Cues cue, whether ancestrally or artifactually sourced. There are endlessly more ways to artificially cue a cognitive system. Cheat space, the set of all possible artifactually sourced cuings, far exceeds the set of possible ancestral sourcings. It’s worth noting that this space of artifactual sourcing is the real frontier of techno-industrial exploitation. The battle isn’t for attention—at least not merely. After all, the ‘visceral level’ described above escapes attention altogether. The battle is for behaviour—our very being. We do as we are cued. Some cues require conscious attention, while a great many others do not.
As should be clear, Wulfeck’s Socratic method is a cheat space Socratic method. Trust requires critical social fusion, that a chatbot engage human interlocutors the way a human would. This requires asking and answering questions, making the consumer feel—to use Wulfeck’s own scarequotes—“heard.” The more seamlessly inhuman sources can replace human ones, the more effectively the consumer can be steered. The more likely they will express gratitude.
The irony of this is that the Socratic method is all about illuminating the ecological limits of philosophical reflection. “Core to the Socratic Method,” Wulfeck writes in conclusion, “is questioning, analyzing and ultimately, simplifying conversation.” But this is precisely what Socrates did not do, as well as why he was ultimately condemned to death by his fellow Athenians. Socrates problematized conversation, complicated issues that most everyone thought straightforward, simple. And he did this by simply asking his fellows, What are these tools we are using? Why do our intuitions crash the moment we begin interrogating them?

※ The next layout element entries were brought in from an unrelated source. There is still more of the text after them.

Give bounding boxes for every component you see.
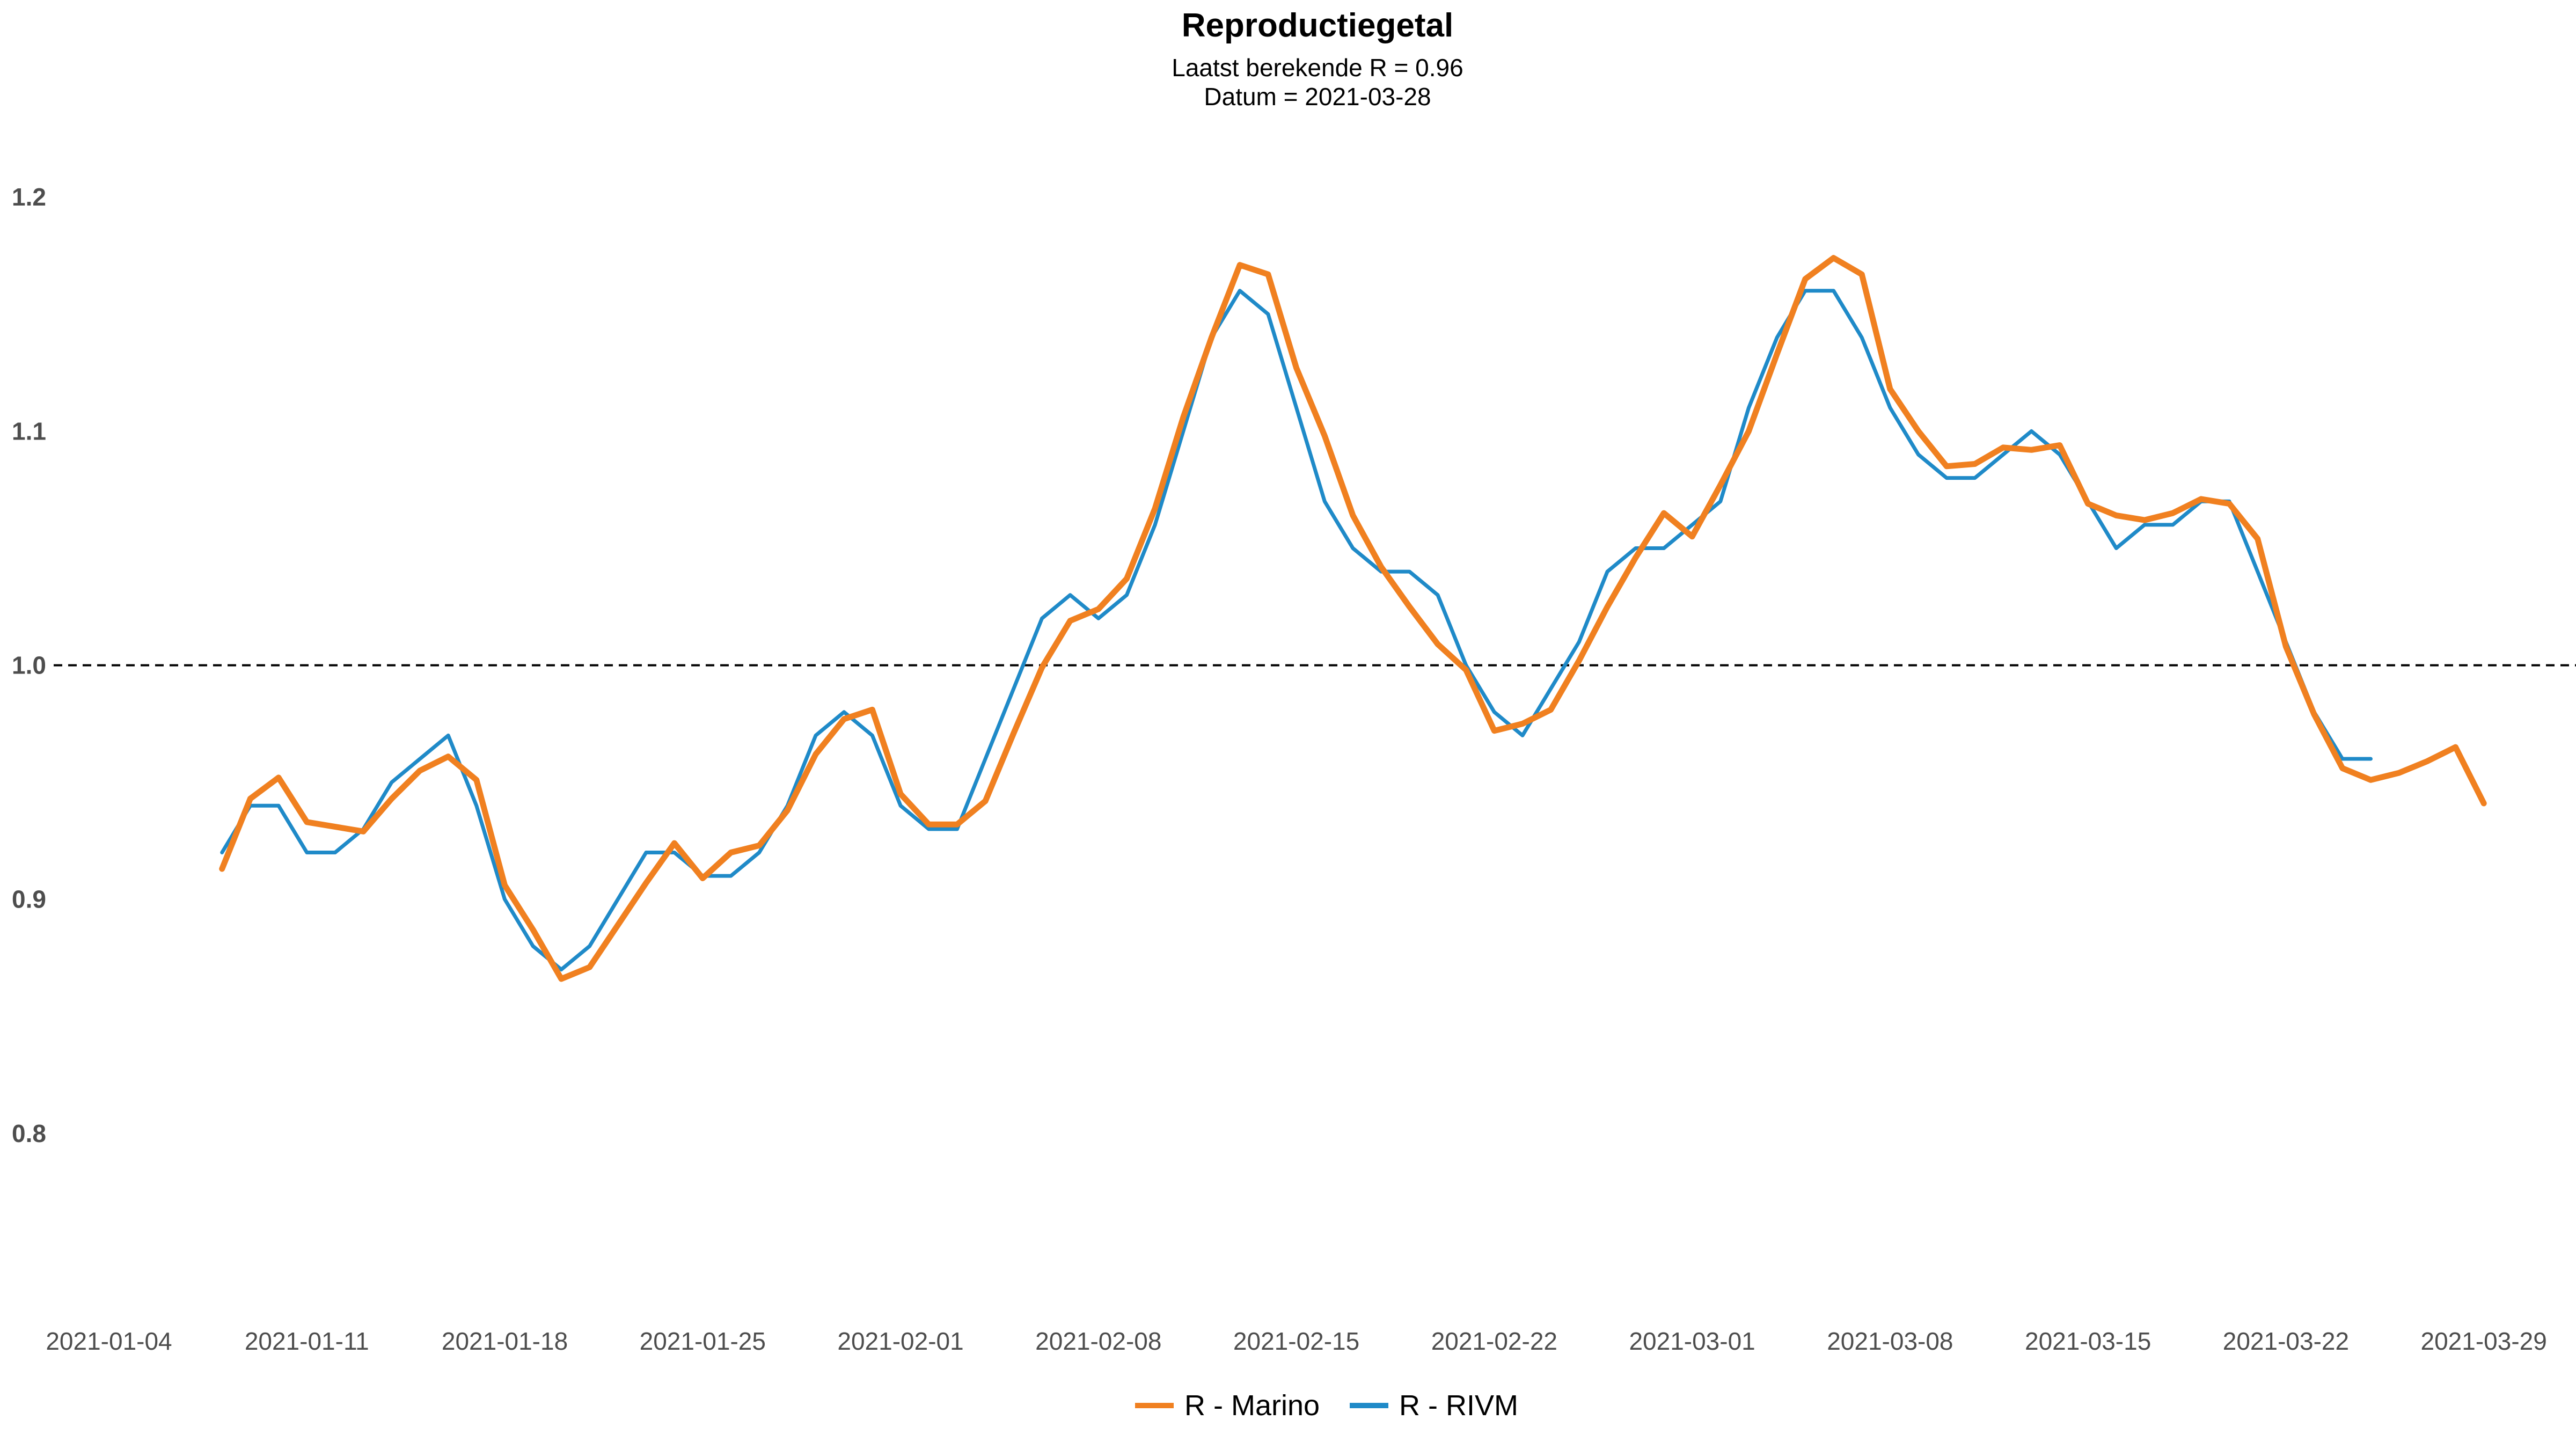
y-tick-label: 1.0 [12,652,46,679]
series-line-r-rivm [220,289,2373,972]
chart-title-group: Reproductiegetal Laatst berekende R = 0.… [1172,7,1463,111]
x-tick-label: 2021-03-08 [1827,1327,1953,1355]
x-tick-label: 2021-01-04 [46,1327,172,1355]
legend-label-r-rivm: R - RIVM [1399,1389,1518,1422]
legend: R - Marino R - RIVM [1135,1389,1518,1422]
y-tick-label: 1.1 [12,417,46,445]
x-tick-label: 2021-01-11 [245,1327,369,1355]
chart-subtitle-line1: Laatst berekende R = 0.96 [1172,54,1463,82]
legend-label-r-marino: R - Marino [1184,1389,1320,1422]
y-tick-label: 0.8 [12,1119,46,1147]
x-tick-label: 2021-01-25 [640,1327,766,1355]
y-tick-label: 1.2 [12,183,46,211]
x-tick-label: 2021-02-22 [1431,1327,1557,1355]
x-tick-label: 2021-01-18 [442,1327,568,1355]
x-tick-label: 2021-02-08 [1035,1327,1161,1355]
series-lines [219,255,2487,982]
x-tick-label: 2021-02-15 [1233,1327,1359,1355]
chart-title: Reproductiegetal [1182,7,1453,44]
x-tick-label: 2021-02-01 [837,1327,963,1355]
y-axis-ticks: 0.8 0.9 1.0 1.1 1.2 [12,183,46,1147]
x-tick-label: 2021-03-29 [2421,1327,2547,1355]
y-tick-label: 0.9 [12,885,46,913]
x-tick-label: 2021-03-01 [1629,1327,1755,1355]
x-tick-label: 2021-03-15 [2025,1327,2151,1355]
x-axis-ticks: 2021-01-04 2021-01-11 2021-01-18 2021-01-25… [46,1327,2546,1355]
x-tick-label: 2021-03-22 [2223,1327,2349,1355]
series-line-r-marino [219,255,2487,982]
chart-subtitle-line2: Datum = 2021-03-28 [1204,83,1431,111]
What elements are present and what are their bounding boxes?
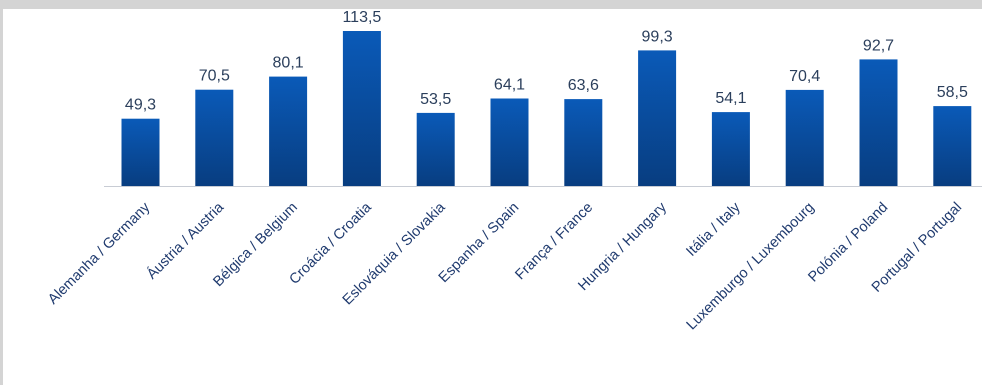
data-label: 64,1 [494,77,525,94]
bar [564,99,603,186]
x-tick-label: Alemanha / Germany [45,199,154,308]
data-labels: 49,3 70,5 80,1 113,5 53,5 64,1 63,6 99,3 54,1 70,… [125,9,968,114]
x-tick-label: Itália / Italy [683,199,744,260]
bar [859,59,898,186]
x-tick-label: Luxemburgo / Luxembourg [684,200,818,334]
data-label: 54,1 [715,90,746,107]
bar [416,112,455,186]
x-tick-label: Polónia / Poland [805,200,891,286]
data-label: 70,4 [789,68,820,85]
x-tick-label: França / France [512,200,596,284]
data-label: 99,3 [642,28,673,45]
bar [785,89,824,186]
data-label: 70,5 [199,68,230,85]
data-label: 53,5 [420,91,451,108]
bar [342,31,381,186]
bar [269,76,308,186]
data-label: 80,1 [273,55,304,72]
bar [933,106,972,186]
bar [638,50,677,187]
data-label: 49,3 [125,97,156,114]
bar [711,112,750,186]
data-label: 113,5 [342,9,381,26]
x-tick-label: Espanha / Spain [436,200,523,287]
top-border [0,0,982,9]
data-label: 92,7 [863,37,894,54]
data-label: 58,5 [937,84,968,101]
bar [490,98,529,186]
x-tick-label: Áustria / Austria [143,198,227,282]
left-border [0,0,3,385]
bar-series [121,31,972,187]
bar [121,118,160,186]
bar [195,89,234,186]
data-label: 63,6 [568,77,599,94]
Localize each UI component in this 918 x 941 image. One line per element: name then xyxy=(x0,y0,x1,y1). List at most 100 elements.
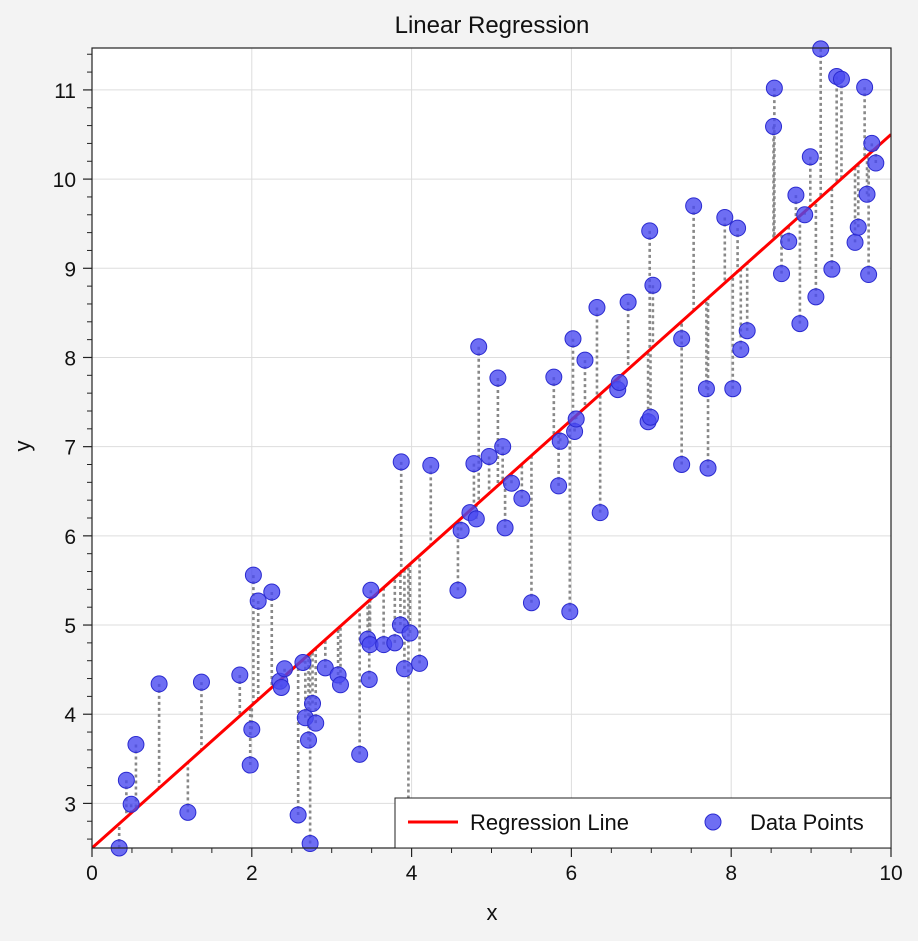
data-point xyxy=(294,653,312,671)
data-point xyxy=(150,675,168,693)
data-point xyxy=(780,233,798,251)
data-point xyxy=(467,510,485,528)
x-tick-label: 10 xyxy=(879,862,902,885)
data-point xyxy=(522,594,540,612)
data-point xyxy=(386,634,404,652)
y-tick-label: 8 xyxy=(64,347,76,370)
data-point xyxy=(619,293,637,311)
data-point xyxy=(422,456,440,474)
data-point xyxy=(301,835,319,853)
y-tick-label: 5 xyxy=(64,615,76,638)
x-tick-label: 8 xyxy=(725,862,737,885)
y-axis-label: y xyxy=(10,441,35,452)
data-point xyxy=(452,521,470,539)
data-point xyxy=(470,338,488,356)
grid-lines xyxy=(91,48,892,848)
data-point xyxy=(316,659,334,677)
data-point xyxy=(807,288,825,306)
data-point xyxy=(401,624,419,642)
data-point xyxy=(716,208,734,226)
data-point xyxy=(863,134,881,152)
chart-title: Linear Regression xyxy=(395,12,590,39)
data-point xyxy=(697,380,715,398)
legend-box xyxy=(394,797,892,849)
regression-line xyxy=(92,133,891,848)
data-point xyxy=(685,197,703,215)
plot-content xyxy=(92,40,891,857)
data-point xyxy=(551,432,569,450)
y-tick-label: 6 xyxy=(64,526,76,549)
x-tick-label: 2 xyxy=(246,862,258,885)
x-axis-label: x xyxy=(487,900,498,925)
data-point xyxy=(856,78,874,96)
data-point xyxy=(307,714,325,732)
data-point xyxy=(117,771,135,789)
data-point xyxy=(276,660,294,678)
y-tick-label: 10 xyxy=(53,169,76,192)
data-point xyxy=(673,330,691,348)
data-point xyxy=(858,185,876,203)
data-point xyxy=(263,583,281,601)
plot-area xyxy=(92,48,891,848)
data-point xyxy=(796,206,814,224)
data-point xyxy=(567,410,585,428)
axes: 0 2 4 6 8 10 3 4 5 6 7 8 9 10 11 xyxy=(53,53,903,885)
data-point xyxy=(729,219,747,237)
data-point xyxy=(351,745,369,763)
regression-line-group xyxy=(92,133,891,848)
data-point xyxy=(732,340,750,358)
data-point xyxy=(272,678,290,696)
x-tick-label: 0 xyxy=(86,862,98,885)
data-point xyxy=(832,70,850,88)
data-point xyxy=(231,666,249,684)
data-point xyxy=(576,351,594,369)
data-point xyxy=(642,408,660,426)
data-point xyxy=(392,453,410,471)
data-point xyxy=(773,265,791,283)
data-point xyxy=(360,670,378,688)
data-point xyxy=(465,455,483,473)
data-point xyxy=(812,40,830,58)
data-point xyxy=(449,581,467,599)
legend-point-label: Data Points xyxy=(750,810,864,835)
data-point xyxy=(249,592,267,610)
data-point xyxy=(494,438,512,456)
data-point xyxy=(765,117,783,135)
data-point xyxy=(644,276,662,294)
data-point xyxy=(561,603,579,621)
data-point xyxy=(588,299,606,317)
data-point xyxy=(480,447,498,465)
legend: Regression Line Data Points xyxy=(394,797,892,849)
data-point xyxy=(724,380,742,398)
data-point xyxy=(791,315,809,333)
data-point xyxy=(801,148,819,166)
data-point xyxy=(122,795,140,813)
data-point xyxy=(849,218,867,236)
data-point xyxy=(362,581,380,599)
data-point xyxy=(502,474,520,492)
data-point xyxy=(765,79,783,97)
data-point xyxy=(550,477,568,495)
data-point xyxy=(192,673,210,691)
data-point xyxy=(867,154,885,172)
x-tick-label: 6 xyxy=(566,862,578,885)
data-point xyxy=(860,266,878,284)
data-point xyxy=(673,455,691,473)
data-point xyxy=(411,654,429,672)
data-point xyxy=(331,676,349,694)
data-point xyxy=(610,373,628,391)
data-point xyxy=(395,660,413,678)
data-point xyxy=(513,489,531,507)
data-point xyxy=(300,731,318,749)
data-points xyxy=(110,40,885,857)
x-tick-label: 4 xyxy=(406,862,418,885)
data-point xyxy=(243,720,261,738)
data-point xyxy=(564,330,582,348)
data-point xyxy=(787,186,805,204)
data-point xyxy=(591,504,609,522)
legend-point-swatch xyxy=(704,813,722,831)
data-point xyxy=(846,233,864,251)
data-point xyxy=(241,756,259,774)
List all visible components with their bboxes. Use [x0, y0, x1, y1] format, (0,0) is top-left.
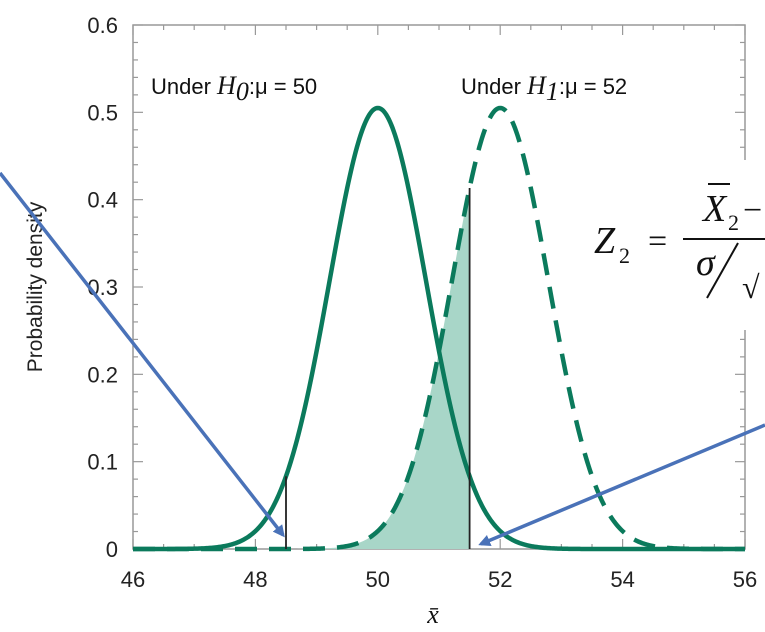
x-tick-label: 56 — [733, 567, 757, 592]
formula-equals: = — [648, 223, 667, 260]
x-tick-label: 48 — [243, 567, 267, 592]
shaded-region — [286, 188, 470, 549]
formula-lhs-sub: 2 — [619, 243, 630, 268]
x-axis-label: x̄ — [426, 600, 439, 629]
y-tick-label: 0 — [106, 537, 118, 562]
arrow-to-left-critical — [0, 171, 285, 538]
formula-numerator: X — [701, 188, 728, 230]
series-line-h1 — [133, 105, 745, 552]
y-tick-label: 0.2 — [87, 362, 118, 387]
formula-sqrt: √ — [742, 269, 760, 305]
x-tick-label: 54 — [610, 567, 634, 592]
y-axis-label: Probability density — [24, 201, 47, 372]
y-tick-label: 0.5 — [87, 100, 118, 125]
y-tick-label: 0.3 — [87, 275, 118, 300]
x-tick-label: 52 — [488, 567, 512, 592]
formula-lhs: Z — [594, 220, 616, 262]
arrow-to-right-critical — [478, 423, 765, 547]
y-tick-label: 0.6 — [87, 13, 118, 38]
y-tick-label: 0.1 — [87, 450, 118, 475]
annotation-h1: Under H1:μ = 52 — [461, 71, 627, 106]
x-tick-label: 50 — [366, 567, 390, 592]
y-tick-label: 0.4 — [87, 188, 118, 213]
formula-numerator-rest: − — [743, 192, 762, 229]
formula-denominator: σ — [696, 242, 716, 284]
z-formula: Z 2 = X 2 − σ √ — [590, 160, 765, 330]
series-line-h0 — [133, 105, 745, 552]
x-tick-label: 46 — [121, 567, 145, 592]
formula-numerator-sub: 2 — [728, 210, 739, 235]
annotation-h0: Under H0:μ = 50 — [151, 71, 317, 106]
y-tick-labels: 0 0.1 0.2 0.3 0.4 0.5 0.6 — [87, 13, 118, 562]
x-tick-labels: 46 48 50 52 54 56 — [121, 567, 757, 592]
formula-slash — [706, 242, 739, 299]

Plato’s Socrates, at least, was not so much out to cheat cognition as to crash it. Think of the revelation, the discovery that one need only ask second-order questions to baffle every interlocutor. What is knowledge? What is the Good? What is justice?
Crash. Crash. Crash.
We’re still rooting through the wreckage, congenitally thinking these breakdowns are a bug, something to be overcome, rather than an obvious clue to the structure of our cognitive ecologies—a structure that is being prospected as we speak. There’s gold in dem der blindnesses. The Socratic method, if anything, reveals the profundity of medial neglect, the blindness of cognition to the nature of cognition. It reveals, in other words, the very ignorance that makes Wulfeck’s cheat space ‘Socratic method’ just another way to numb us to the flickering lights.
To be human is to be befuddled, to be constantly bumping into your own horizons. I’m sure that chatbots, by time they get to the gigabyte thumb-drive phase, will find some way of simulating this too. As Wulfeck herself writes, “It’s okay if your bot has to say “I don’t know,” just make sure it’s saying it in a satisfying and not dismissive way.”